#inference
github.com · ⭐️ 9/10 · 2026-06-30
vLLM v0.24.0 was released with 571 commits from 256 contributors, adding support for the MiniMax-M3 model and extensive performance optimizations for DeepSeek-V4, including a FlashInfer sparse index cache and cluster-cooperative topK kernel. This release significantly expands the model support of vLLM and demonstrates its growing role as a high-performance inference engine for cutting-edge LLMs. The optimization for DeepSeek-V4 improves throughput and latency, benefiting large-scale deployment. The release introduces Model Runner V2 (MRv2) supporting quantized models by default, a new streaming parser engine for tool-call parsing, and integration of DeepEP v2 for expert parallelism. Also, vLLM no longer sets CUDAVISIBLEDEVICES internally, replacing it with a deviceids argument.

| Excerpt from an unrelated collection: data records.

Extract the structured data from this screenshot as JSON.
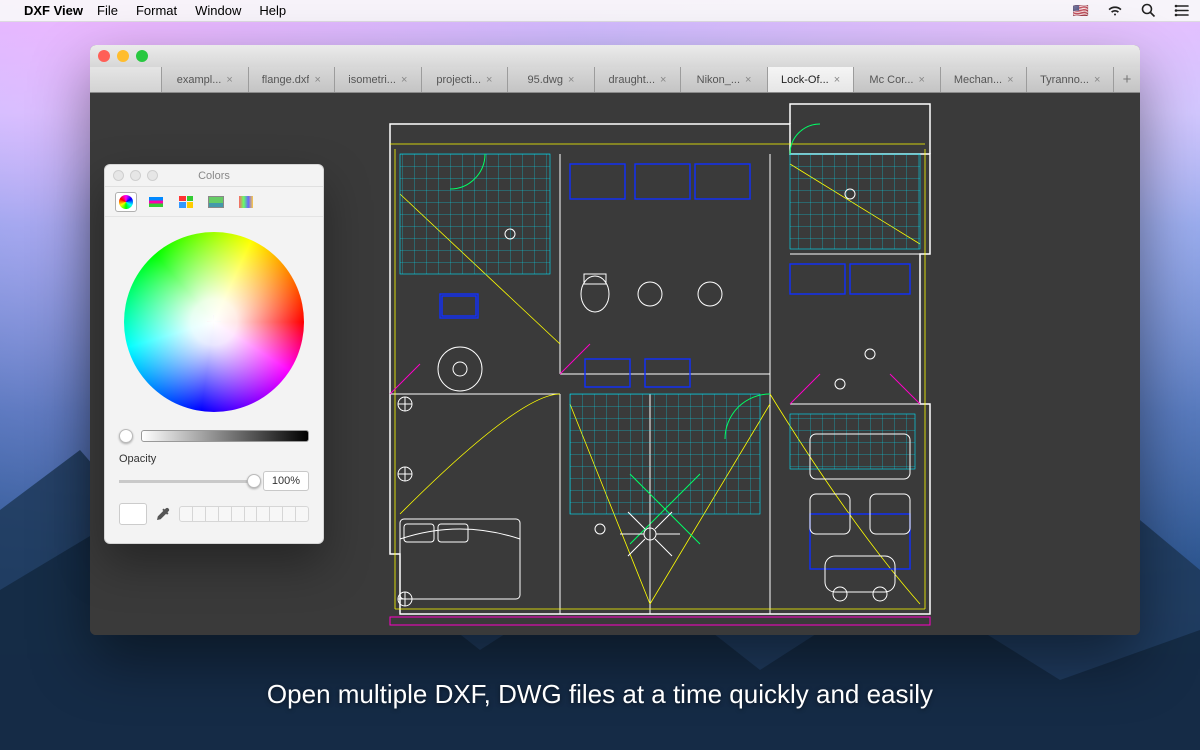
{
  "menubar": {
    "app_name": "DXF View",
    "items": [
      "File",
      "Format",
      "Window",
      "Help"
    ]
  },
  "tabs": [
    {
      "label": "exampl...",
      "active": false
    },
    {
      "label": "flange.dxf",
      "active": false
    },
    {
      "label": "isometri...",
      "active": false
    },
    {
      "label": "projecti...",
      "active": false
    },
    {
      "label": "95.dwg",
      "active": false
    },
    {
      "label": "draught...",
      "active": false
    },
    {
      "label": "Nikon_...",
      "active": false
    },
    {
      "label": "Lock-Of...",
      "active": true
    },
    {
      "label": "Mc Cor...",
      "active": false
    },
    {
      "label": "Mechan...",
      "active": false
    },
    {
      "label": "Tyranno...",
      "active": false
    }
  ],
  "colors_panel": {
    "title": "Colors",
    "opacity_label": "Opacity",
    "opacity_value": "100%"
  },
  "caption": "Open multiple DXF, DWG files at a time quickly and easily"
}
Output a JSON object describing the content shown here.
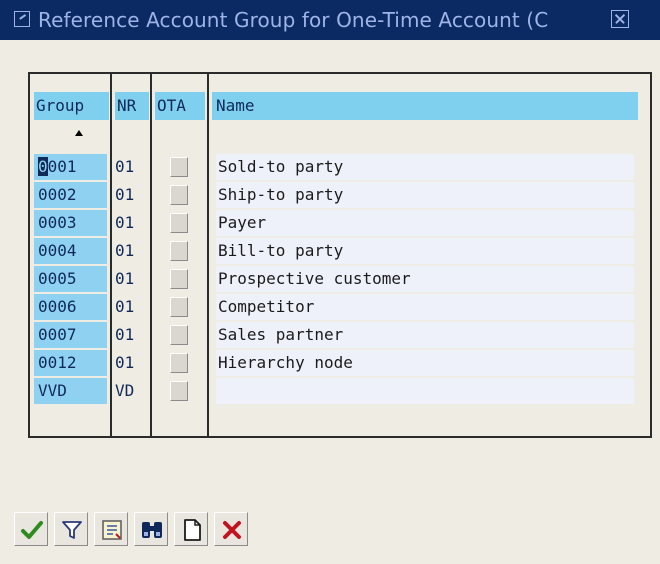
{
  "window": {
    "title": "Reference Account Group for One-Time Account (C"
  },
  "table": {
    "columns": {
      "group": "Group",
      "nr": "NR",
      "ota": "OTA",
      "name": "Name"
    },
    "rows": [
      {
        "group": "0001",
        "nr": "01",
        "name": "Sold-to party"
      },
      {
        "group": "0002",
        "nr": "01",
        "name": "Ship-to party"
      },
      {
        "group": "0003",
        "nr": "01",
        "name": "Payer"
      },
      {
        "group": "0004",
        "nr": "01",
        "name": "Bill-to party"
      },
      {
        "group": "0005",
        "nr": "01",
        "name": "Prospective customer"
      },
      {
        "group": "0006",
        "nr": "01",
        "name": "Competitor"
      },
      {
        "group": "0007",
        "nr": "01",
        "name": "Sales partner"
      },
      {
        "group": "0012",
        "nr": "01",
        "name": "Hierarchy node"
      },
      {
        "group": "VVD",
        "nr": "VD",
        "name": ""
      }
    ]
  },
  "toolbar": {
    "icons": [
      "checkmark-icon",
      "filter-icon",
      "create-entry-icon",
      "find-icon",
      "new-document-icon",
      "cancel-icon"
    ]
  }
}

github.com · ⭐️ 8/10 · 2026-07-11
vLLM v0.25.0 makes Model Runner V2 the default for all dense models, removes the legacy PagedAttention implementation, and achieves performance parity between the Transformers modeling backend and native vLLM. This release is a major architectural overhaul that simplifies the codebase, eliminates technical debt, and broadens model support, benefiting the LLM inference community with improved performance and compatibility. The release includes 558 commits from 232 contributors, adds new models like LLaVA-OneVision-2 and GLM-5, and introduces a new Streaming Parser Engine for tool-call/reasoning parsing.
github.com · ⭐️ 8/10 · 2026-06-27
SGLang v0.5.14 introduces support for multiple new models including GLM-5.2, LiquidAI LFM2.5, and Kimi-K2.7-Code, achieves a 5x throughput boost for DeepSeek-V4 on NVIDIA GB300, and adds two novel MoE load balancing methods (Waterfill and LPLB) for DeepEP. This release significantly improves inference performance for large MoE models like DeepSeek-V4, making it more practical for production use on cutting-edge hardware. The Waterfill and LPLB load balancing methods address a key bottleneck in expert parallelism, potentially reducing latency and increasing throughput for many recent models. The 5x throughput improvement on GB300 is enabled by a combination of optimized kernels, MoE load balancing, and NVFP4 quantization. The Waterfill method dynamically assigns shared-expert work to less-loaded ranks, while LPLB uses linear programming to balance tokens across redundant expert replicas. These are opt-in features (e.g., --ep-dispatch-algorithm=lp).